Santa Rosa Community Health, responding to the reports of community transmission of COVID-19, the disease caused by the coronavirus, is screening all patients over the phone or outside the clinic for symptoms or COVID-19 risk factors. Those who may be infected are directed to testing within the network of clinics.
The organization, which served 42,000 patients last year at eight sites around Santa Rosa, has also established a team of medical staffers to make telephone visits to patients who have appointments for noncritical care.
The idea is to “keep people at home” whenever it is appropriate and identify those with respiratory symptoms that could be evidence of the viral infection that has afflicted more than 1,000 people in California, said Annemarie Brown, the organization's communications and grants development director.
West County Health Centers, with seven facilities in Sebastopol, Forestville, Occidental and Guerneville, is calling patients with appointments to give them the option of a telephone or video visit with a clinician, while personal office visits are available by appointment on a limited basis, said Cunningham, the CEO.
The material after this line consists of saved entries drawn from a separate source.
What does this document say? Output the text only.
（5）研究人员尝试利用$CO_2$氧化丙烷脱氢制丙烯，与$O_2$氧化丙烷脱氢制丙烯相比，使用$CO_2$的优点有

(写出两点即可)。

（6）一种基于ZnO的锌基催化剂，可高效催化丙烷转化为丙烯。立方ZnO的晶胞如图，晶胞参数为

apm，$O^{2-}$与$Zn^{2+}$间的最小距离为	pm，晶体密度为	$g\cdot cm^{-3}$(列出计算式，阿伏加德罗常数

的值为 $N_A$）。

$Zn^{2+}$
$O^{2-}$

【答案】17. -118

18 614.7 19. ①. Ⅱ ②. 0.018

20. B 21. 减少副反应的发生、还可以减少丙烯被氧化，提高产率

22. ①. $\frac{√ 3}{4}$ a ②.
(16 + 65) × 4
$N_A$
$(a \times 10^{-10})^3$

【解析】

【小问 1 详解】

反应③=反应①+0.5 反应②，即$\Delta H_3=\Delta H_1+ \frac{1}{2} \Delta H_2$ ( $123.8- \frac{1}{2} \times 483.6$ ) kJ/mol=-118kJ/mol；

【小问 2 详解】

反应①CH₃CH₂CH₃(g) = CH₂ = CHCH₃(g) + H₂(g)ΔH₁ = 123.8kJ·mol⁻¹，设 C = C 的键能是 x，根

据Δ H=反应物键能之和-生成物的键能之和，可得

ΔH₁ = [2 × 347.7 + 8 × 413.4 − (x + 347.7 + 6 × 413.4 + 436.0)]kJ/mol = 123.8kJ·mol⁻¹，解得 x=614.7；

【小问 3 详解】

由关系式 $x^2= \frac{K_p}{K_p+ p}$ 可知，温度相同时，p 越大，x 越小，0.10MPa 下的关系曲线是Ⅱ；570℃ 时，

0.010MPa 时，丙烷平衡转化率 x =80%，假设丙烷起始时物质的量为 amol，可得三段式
“A portion of what we do in primary care can be handled remotely in this situation,” he said, noting that diabetic patients, who are at high risk for coronavirus infection, are better off staying at home.
“We want to align our care delivery with what's necessary to fight this disease,” Cunningham said.
Patients who arrive for an appointment are checked for evidence of a fever, cough or shortness of breath and people with those symptoms are asked to wear a mask and evaluated outside or in their car, said Dr. Rain Moore, chief medical officer.
Health care providers wear N95 respirators for high-risk encounters, but Moore said they are not recommended for the public “and frankly are discouraged as there is a need for these (masks) among the medical community,” she said.